Éviter un nouveau « Tcheliabinsk »

En ce qui concerne la détection des géocroiseurs, l'ESA est en train de finaliser le « développement du premier des deux télescopes Oeil de mouche - Fly-Eye telescope ». Le premier exemplaire sera déployé en Sicile dès fin 2020 et le second, si son financement est approuvé, sera installé au Chili. Ensemble, ces deux télescopes couvriront la totalité du ciel, à l'exception d'une zone aveugle autour du Soleil.
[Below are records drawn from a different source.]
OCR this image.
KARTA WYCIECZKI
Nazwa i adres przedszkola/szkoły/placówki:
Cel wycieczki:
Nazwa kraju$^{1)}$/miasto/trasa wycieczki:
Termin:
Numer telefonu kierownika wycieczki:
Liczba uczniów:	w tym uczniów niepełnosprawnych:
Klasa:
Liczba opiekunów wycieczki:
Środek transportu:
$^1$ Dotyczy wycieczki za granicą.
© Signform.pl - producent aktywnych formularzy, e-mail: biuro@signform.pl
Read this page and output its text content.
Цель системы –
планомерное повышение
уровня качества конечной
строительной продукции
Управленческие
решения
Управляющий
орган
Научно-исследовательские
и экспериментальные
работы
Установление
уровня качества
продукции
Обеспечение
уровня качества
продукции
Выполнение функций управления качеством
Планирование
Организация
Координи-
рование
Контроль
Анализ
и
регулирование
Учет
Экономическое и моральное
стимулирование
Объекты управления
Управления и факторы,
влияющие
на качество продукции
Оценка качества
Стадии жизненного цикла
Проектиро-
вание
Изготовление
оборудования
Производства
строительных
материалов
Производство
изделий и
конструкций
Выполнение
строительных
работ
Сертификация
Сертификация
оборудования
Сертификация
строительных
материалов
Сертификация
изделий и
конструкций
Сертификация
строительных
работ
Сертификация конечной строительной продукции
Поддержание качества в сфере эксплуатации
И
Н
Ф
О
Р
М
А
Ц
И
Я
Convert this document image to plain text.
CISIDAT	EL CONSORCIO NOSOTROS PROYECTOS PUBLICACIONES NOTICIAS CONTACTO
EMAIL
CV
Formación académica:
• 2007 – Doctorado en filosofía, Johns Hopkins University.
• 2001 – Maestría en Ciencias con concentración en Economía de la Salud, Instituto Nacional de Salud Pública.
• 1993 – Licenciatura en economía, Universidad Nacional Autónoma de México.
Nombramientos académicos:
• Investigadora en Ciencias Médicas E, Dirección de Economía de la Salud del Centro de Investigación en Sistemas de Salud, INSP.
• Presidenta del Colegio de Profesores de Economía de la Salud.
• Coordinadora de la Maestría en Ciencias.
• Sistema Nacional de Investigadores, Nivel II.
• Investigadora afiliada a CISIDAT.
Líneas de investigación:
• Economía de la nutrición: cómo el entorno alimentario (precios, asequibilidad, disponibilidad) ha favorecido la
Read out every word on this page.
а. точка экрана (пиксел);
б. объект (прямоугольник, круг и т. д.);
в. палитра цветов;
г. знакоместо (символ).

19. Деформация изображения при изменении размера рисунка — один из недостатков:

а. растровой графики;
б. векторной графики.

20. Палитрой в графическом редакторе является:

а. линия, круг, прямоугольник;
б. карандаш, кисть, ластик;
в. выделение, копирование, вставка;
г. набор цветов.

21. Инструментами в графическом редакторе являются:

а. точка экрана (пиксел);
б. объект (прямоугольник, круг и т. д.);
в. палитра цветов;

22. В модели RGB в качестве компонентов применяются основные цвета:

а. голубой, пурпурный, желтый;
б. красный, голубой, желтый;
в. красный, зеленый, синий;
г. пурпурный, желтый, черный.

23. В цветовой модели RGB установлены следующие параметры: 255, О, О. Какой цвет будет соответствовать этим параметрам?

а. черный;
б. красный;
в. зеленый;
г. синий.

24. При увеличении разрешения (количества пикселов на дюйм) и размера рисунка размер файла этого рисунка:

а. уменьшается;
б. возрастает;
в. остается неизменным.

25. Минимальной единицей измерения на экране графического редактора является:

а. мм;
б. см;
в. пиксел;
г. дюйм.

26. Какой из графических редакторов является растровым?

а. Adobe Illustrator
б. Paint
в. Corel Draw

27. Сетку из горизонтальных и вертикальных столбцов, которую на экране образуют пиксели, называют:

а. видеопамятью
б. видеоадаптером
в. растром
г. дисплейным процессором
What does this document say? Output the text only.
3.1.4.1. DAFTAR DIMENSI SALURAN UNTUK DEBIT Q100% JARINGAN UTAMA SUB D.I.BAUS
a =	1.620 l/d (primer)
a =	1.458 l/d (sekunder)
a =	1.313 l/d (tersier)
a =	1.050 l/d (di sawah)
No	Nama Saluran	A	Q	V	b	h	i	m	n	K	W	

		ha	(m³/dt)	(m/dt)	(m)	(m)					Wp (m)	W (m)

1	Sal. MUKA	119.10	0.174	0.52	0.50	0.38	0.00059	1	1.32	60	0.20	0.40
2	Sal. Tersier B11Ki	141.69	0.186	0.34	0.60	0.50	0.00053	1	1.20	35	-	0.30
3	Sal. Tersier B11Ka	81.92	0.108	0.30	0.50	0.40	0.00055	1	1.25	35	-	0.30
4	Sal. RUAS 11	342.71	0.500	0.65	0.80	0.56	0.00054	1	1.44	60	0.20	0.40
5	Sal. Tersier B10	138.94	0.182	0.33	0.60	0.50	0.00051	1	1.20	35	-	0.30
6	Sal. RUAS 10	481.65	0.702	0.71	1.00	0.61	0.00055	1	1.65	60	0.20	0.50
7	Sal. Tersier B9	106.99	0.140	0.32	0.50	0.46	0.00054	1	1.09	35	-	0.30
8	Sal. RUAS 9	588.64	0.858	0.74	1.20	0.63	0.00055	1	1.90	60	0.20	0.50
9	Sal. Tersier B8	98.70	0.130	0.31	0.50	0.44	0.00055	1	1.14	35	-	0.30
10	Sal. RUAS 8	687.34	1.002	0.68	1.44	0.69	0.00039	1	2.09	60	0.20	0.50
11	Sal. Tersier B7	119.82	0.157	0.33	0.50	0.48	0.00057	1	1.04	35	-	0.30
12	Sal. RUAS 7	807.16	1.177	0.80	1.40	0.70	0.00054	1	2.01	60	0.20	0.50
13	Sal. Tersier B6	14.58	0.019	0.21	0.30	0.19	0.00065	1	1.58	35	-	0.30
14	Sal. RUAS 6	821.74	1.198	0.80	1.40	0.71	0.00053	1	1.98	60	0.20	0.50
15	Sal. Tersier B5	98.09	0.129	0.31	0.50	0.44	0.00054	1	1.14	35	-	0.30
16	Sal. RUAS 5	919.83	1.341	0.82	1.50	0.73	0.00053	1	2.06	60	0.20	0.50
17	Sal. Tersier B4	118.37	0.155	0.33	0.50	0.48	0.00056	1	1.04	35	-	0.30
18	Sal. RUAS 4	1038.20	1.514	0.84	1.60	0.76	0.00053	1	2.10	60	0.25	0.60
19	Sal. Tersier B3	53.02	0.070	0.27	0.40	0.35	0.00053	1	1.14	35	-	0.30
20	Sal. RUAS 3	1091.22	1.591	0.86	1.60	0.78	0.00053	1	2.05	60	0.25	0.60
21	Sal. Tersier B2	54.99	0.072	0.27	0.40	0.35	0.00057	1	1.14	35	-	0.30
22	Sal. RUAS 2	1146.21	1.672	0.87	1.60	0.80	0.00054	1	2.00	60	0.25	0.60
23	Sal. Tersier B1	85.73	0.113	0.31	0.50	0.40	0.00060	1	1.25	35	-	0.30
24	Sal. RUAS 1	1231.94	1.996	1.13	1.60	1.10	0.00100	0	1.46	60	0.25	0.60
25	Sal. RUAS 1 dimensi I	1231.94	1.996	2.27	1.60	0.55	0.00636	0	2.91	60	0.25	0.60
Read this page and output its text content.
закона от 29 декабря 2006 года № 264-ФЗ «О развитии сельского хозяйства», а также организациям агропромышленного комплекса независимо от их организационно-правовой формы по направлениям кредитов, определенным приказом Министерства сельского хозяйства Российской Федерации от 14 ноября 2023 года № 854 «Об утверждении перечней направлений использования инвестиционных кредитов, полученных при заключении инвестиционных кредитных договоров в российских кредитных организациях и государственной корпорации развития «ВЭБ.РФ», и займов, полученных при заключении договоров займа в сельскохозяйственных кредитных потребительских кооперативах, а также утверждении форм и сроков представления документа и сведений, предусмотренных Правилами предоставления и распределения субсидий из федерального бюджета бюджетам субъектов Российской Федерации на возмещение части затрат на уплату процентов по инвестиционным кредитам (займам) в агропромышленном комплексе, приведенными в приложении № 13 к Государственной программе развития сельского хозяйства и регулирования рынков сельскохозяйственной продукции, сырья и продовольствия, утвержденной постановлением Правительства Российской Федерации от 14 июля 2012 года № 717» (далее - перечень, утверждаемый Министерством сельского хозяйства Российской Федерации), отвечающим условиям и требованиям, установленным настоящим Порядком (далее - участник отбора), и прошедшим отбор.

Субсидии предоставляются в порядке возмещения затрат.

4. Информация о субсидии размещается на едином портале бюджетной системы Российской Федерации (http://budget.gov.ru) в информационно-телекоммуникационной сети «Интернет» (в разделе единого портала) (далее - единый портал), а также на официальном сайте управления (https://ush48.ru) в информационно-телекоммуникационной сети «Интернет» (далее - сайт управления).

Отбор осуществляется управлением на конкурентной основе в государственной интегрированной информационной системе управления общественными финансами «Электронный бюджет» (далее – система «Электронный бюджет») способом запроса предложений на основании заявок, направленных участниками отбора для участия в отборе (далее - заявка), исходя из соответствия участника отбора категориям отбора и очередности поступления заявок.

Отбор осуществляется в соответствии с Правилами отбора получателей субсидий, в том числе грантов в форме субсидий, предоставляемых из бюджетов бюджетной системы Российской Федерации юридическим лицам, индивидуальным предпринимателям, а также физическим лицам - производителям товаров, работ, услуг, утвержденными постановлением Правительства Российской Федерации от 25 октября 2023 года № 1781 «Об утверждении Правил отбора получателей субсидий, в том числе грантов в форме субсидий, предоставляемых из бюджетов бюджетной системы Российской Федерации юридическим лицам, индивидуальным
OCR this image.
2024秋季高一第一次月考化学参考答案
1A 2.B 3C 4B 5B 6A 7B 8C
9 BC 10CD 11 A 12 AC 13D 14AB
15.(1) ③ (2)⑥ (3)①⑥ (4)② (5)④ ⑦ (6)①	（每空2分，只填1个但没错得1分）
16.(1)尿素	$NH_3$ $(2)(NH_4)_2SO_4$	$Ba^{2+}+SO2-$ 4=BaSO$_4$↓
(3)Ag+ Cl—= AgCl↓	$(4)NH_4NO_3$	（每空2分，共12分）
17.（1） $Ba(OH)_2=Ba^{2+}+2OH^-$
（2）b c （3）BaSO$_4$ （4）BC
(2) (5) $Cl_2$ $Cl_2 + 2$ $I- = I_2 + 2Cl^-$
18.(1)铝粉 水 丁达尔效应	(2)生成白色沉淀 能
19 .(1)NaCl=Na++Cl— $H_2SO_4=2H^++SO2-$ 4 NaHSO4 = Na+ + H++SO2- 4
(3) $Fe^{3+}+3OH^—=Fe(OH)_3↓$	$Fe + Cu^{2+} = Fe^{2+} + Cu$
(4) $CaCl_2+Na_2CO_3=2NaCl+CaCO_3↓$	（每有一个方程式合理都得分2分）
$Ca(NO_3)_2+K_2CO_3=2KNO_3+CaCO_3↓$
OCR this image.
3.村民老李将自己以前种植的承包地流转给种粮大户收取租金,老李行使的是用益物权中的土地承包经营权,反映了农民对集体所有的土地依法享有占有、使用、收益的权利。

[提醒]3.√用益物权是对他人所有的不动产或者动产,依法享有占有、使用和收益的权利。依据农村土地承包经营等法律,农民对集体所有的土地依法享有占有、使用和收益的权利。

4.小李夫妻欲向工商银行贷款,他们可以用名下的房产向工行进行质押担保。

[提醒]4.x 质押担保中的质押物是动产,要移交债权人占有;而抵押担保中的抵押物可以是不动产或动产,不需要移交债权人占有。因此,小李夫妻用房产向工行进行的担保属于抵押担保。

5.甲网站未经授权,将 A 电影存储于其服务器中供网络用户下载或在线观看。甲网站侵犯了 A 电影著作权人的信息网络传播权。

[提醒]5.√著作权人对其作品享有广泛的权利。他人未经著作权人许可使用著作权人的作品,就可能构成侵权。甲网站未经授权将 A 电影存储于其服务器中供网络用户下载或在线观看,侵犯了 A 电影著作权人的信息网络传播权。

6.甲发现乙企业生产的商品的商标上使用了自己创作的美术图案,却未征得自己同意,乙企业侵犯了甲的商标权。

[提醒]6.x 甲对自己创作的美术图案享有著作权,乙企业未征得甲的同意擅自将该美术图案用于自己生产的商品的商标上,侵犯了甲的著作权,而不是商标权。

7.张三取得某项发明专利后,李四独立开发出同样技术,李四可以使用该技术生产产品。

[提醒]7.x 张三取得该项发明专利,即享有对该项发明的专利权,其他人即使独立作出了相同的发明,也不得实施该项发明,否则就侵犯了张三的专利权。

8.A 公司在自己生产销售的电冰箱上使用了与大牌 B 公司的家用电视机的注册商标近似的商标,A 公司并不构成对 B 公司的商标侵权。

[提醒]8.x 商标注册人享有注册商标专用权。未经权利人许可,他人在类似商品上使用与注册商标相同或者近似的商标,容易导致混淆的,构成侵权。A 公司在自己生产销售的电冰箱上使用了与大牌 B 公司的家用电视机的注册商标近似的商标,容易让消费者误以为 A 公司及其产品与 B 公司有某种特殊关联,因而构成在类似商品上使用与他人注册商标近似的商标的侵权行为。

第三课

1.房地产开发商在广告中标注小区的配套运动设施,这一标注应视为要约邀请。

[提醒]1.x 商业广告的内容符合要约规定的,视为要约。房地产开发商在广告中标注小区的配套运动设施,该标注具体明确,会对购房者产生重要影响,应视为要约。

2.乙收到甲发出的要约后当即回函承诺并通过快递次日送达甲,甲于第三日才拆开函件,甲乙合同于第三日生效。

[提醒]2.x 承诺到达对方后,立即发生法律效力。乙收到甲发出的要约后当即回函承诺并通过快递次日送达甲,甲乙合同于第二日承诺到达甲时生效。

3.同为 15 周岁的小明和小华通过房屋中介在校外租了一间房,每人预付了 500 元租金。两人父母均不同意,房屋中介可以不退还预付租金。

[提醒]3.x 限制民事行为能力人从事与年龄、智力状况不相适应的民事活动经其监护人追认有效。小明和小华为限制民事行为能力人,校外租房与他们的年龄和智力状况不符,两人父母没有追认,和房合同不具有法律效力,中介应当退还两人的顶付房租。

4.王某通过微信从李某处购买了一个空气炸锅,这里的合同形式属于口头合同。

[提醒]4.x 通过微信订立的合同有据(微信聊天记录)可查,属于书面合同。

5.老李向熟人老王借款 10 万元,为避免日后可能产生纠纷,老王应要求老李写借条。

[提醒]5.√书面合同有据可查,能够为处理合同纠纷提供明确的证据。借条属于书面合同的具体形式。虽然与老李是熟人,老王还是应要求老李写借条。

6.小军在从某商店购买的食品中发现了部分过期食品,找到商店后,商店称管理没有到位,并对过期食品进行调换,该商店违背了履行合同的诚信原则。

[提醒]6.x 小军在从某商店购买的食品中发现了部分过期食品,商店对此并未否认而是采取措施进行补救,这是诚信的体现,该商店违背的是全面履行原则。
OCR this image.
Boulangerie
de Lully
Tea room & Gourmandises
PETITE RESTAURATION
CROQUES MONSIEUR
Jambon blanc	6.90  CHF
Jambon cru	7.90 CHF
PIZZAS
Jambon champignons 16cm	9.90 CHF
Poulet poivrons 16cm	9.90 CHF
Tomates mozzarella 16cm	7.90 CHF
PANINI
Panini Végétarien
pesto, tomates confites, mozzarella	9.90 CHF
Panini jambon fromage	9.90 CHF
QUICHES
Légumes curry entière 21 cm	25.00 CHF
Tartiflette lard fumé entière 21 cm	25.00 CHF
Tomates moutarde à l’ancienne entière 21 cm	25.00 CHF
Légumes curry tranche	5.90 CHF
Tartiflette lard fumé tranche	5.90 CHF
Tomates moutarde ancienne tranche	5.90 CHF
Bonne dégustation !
Dotés d'une très large ouverture (45 sqd), ils sont conçus pour effectuer la surveillance de tous les astéroïdes « de plus de 15 mètres se dirigeant vers la Terre avec une prévision d'impact d'environ trois semaines ». Aujourd'hui, moins de 1 % de cette population est cataloguée et suivie. Cette prévision d'impact à trois semaines est un délai « suffisamment long pour mettre en sécurité les populations concernées ».

Le but est d'éviter d'être surpris par un événement de type « Tcheliabinsk » quand, en février 2013, une météorite d'environ 15 mètres a explosé au-dessus de la ville de Tcheliabinsk, en Russie, provoquant d'important dégâts matériels et blessant environ un millier de personnes.

CE QU'IL FAUT RETENIR

L'ESA, l'Agence spatiale européenne, dispose d'un programme de veille spatiale qui surveille les débris spatiaux mais aussi les géocroiseurs et l'activité de la météo spatiale.

Pour surveiller les débris de petites tailles, elle dépend des capacités de surveillance des États-Unis.

La Commission européenne a pris conscience du danger que représentent ces débris. Elle finance certains programmes de l'ESA.